I have known from my own experience of the UN system, that developing countries which are members of international bodies, such as the IMF or the WTO, with far-reaching mandates, often lack sufficient clout or guts to stand up to pressures from richer or more powerful nations ostensibly operating through those bodies.
Their vulnerability arises from three factors: The first is the meetings of the multilateral institutions take place so far away from home most of the time, and their agendas are so very arcane and esoteric, and presented in such a highly convoluted and jargonised prose, that very few even in the departments dealing with them in governments comprehend their full import.
Second, for the same reason, the media too largely skip the news of the goings on in Tongo, Toronto or Timbuctoo, with the result even the academia and the intelligentsia are ignorant of the implications of the decisions taken.
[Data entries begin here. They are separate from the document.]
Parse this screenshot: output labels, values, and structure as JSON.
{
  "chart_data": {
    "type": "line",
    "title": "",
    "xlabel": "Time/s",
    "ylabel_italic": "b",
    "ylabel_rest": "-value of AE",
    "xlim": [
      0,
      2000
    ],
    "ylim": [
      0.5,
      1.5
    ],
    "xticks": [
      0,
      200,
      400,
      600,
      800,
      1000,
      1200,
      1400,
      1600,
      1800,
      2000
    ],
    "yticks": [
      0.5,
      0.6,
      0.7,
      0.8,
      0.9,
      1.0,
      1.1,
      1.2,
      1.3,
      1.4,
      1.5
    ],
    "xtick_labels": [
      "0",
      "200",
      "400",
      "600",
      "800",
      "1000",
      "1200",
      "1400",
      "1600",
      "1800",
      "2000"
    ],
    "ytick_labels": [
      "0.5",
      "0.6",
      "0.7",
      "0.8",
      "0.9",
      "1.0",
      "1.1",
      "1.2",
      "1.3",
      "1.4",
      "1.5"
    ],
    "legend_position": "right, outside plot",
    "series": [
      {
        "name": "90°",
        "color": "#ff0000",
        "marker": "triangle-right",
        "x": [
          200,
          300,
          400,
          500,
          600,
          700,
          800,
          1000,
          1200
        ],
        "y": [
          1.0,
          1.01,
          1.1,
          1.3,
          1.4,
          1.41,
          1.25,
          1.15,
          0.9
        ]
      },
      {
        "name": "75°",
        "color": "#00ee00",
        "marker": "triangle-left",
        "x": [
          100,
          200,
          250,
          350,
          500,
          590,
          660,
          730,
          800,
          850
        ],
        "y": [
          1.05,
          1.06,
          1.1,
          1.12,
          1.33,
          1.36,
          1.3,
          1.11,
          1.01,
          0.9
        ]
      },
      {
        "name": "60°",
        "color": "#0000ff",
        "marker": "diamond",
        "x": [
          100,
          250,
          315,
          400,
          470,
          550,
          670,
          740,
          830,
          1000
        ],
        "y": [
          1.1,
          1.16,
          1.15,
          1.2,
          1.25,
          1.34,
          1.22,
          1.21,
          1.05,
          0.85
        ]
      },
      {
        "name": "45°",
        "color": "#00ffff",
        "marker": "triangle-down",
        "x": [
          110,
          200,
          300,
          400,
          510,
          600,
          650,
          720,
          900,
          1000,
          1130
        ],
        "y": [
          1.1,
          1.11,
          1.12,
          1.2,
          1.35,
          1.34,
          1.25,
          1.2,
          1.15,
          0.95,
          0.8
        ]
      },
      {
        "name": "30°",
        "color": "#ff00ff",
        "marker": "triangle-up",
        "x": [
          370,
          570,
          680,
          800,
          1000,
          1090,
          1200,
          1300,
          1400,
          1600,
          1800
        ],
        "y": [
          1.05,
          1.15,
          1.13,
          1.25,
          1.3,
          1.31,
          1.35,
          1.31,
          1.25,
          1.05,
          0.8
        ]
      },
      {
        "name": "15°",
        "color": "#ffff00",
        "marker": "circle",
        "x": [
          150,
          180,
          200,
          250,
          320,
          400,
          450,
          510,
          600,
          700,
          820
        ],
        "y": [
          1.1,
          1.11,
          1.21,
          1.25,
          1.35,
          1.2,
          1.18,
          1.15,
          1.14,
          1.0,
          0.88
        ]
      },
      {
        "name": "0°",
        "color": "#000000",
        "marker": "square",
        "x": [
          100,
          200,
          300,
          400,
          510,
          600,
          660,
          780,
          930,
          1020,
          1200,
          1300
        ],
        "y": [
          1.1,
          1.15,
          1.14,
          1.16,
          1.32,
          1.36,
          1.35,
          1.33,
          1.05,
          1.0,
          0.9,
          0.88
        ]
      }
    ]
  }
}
This disability is compounded by the absence of any system whereby participants, on their return, give a full account of the proceedings at the meetings by means of either a media release or report to Cabinet or Parliament.
Third, taking advantage of the apathy induced by the above realities, both at the governmental and non-governmental levels, the official delegates, especially from developing or emerging economies, are prone to take soft, pliant or ‘flexible' stances, as a way of currying favour with the top brass of multilateral institutions, lured by jobs with fat, tax-free pay packages at their disposal.
These reflections raced through my mind when I read the lead of a Reuters dispatch from Washington datelined April 16 giving out that the Group of 20 (G-20) nations agreed the previous day “to put the policies of seven major nations (Britain, China, France, Germany, India, Japan and the US under a microscope as part of a plan to prevent a repeat of the global financial crisis”.
And who will wield the microscope? Who else but the know-alls of the IMF! The G-20 has unquestioningly given them the omnibus authority to monitor the economic and monetary policies of the specified nations, with reference to levels of debt, budget deficits, trade balances, exchange management, investment flows and capital controls, so as “to determine if a nation's policies are putting the global economy at risk and should be changed”. (Mark the last three words!)
The explanation of the Finance Minister of France (which is the current chair of G-20), for the choice of the countries is that they are of systemic importance”, and, therefore, “the net (should) a little bit tighter” for them.
So what is objectionable? Shouldn't India and China be happy that they have been considered the equals of Britain, France, Germany, Japan and the US in “systemic importance”?
Targets of arm-twisting
As every schoolboy knows, that isn't how realpolitik works. One can be sure that ultimately, it will be India and China, and not the five advanced economies lumped with them, that will end up as the intended targets of prying and arm-twisting by the IMF. There are, of course, the saving clauses that the report of IMF surveillance will only be recommendatory and not binding, and in preparing it, “national circumstances…will be taken into account”.
By now, however, every developing country subjected to IMF treatment knows how hard it can lean to get things done its way.
Assuming the IMF comes up with adverse comments on China's exchange rate policy and trade surplus with the US and on India's cautious approach to opening of sectors for investment, will they not become a pretext for the industrial countries to pressure the two hapless members to change their policies in the name of averting a global crisis?
I am surprised that India and China which have the most at stake in terms of maintaining the tempo of their economic growth agreed to go under the IMF ‘microscope' in this astonishing fashion?